Fat mice, skinny rats
Recent studies on the popular weight-loss supplement conjugated linoleic acid have shown it appears to work very differently on rats and mice, and may have negative side effects. A February study in the Journal of Lipid Research reported that when mice were given CLA they lost weight quickly but gained excessive fat in their livers. This could have implications for type 2 diabetes, since liver fat can impact insulin resistance. Conversely, when the rats ate the CLA-laced food, they didn't lose weight but they didn't accumulate fat in their livers either, according to a study to be published in an upcoming Journal of Nutritional Biochemistry. This suggests that the CLA did not affect insulin resistance. Although there is debate, most scientists agree that humans are more akin to rats, physiologically speaking. Since previous research shows that CLA helps humans lose weight, this could be good news for dieters who take CLA but worry about side effects.
Message to the masses
Soon, alongside mainstream pharmaceutical company advertisements, audiences will see sharp, active people and notable celebrities promoting consumer confidence in dietary supplements.

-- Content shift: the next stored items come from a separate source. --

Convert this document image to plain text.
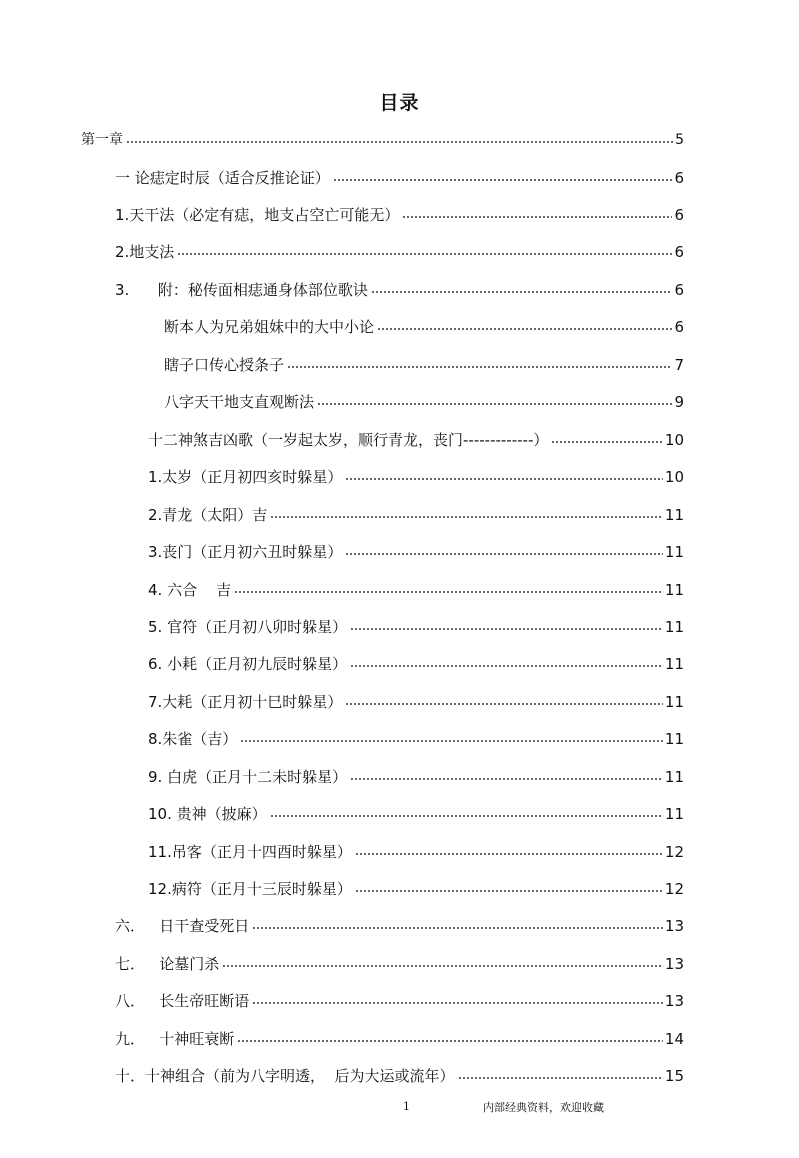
目录
第一章	5
一 论痣定时辰（适合反推论证）	6
1.天干法（必定有痣，地支占空亡可能无）	6
2.地支法	6
3.      附：秘传面相痣通身体部位歌诀	6
断本人为兄弟姐妹中的大中小论	6
瞎子口传心授条子	7
八字天干地支直观断法	9
十二神煞吉凶歌（一岁起太岁，顺行青龙，丧门-------------）	10
1.太岁（正月初四亥时躲星）	10
2.青龙（太阳）吉	11
3.丧门（正月初六丑时躲星）	11
4. 六合    吉	11
5. 官符（正月初八卯时躲星）	11
6. 小耗（正月初九辰时躲星）	11
7.大耗（正月初十巳时躲星）	11
8.朱雀（吉）	11
9. 白虎（正月十二未时躲星）	11
10. 贵神（披麻）	11
11.吊客（正月十四酉时躲星）	12
12.病符（正月十三辰时躲星）	12
六．   日干查受死日	13
七．   论墓门杀	13
八．   长生帝旺断语	13
九．   十神旺衰断	14
十．十神组合（前为八字明透，  后为大运或流年）	15
1	内部经典资料，欢迎收藏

The Dietary Supplement Education Alliance, based in Sarasota, Fla., is launching a paid television and radio ad campaign aimed at assuring consumers about the safety and efficacy of dietary supplements and calling consumers to action. The ads will direct consumers to stores and a Web site for follow-up. The national campaign will require $15 million to $20 million, according to a December DSEA memo, and the coalition says it plans to reach out to the entire supplements industry to seek funding support. The campaign will begin with a $1 million to $2 million test launch in select cities. DSEA also intends to add print, outdoor billboards and point-of-sale materials in the future.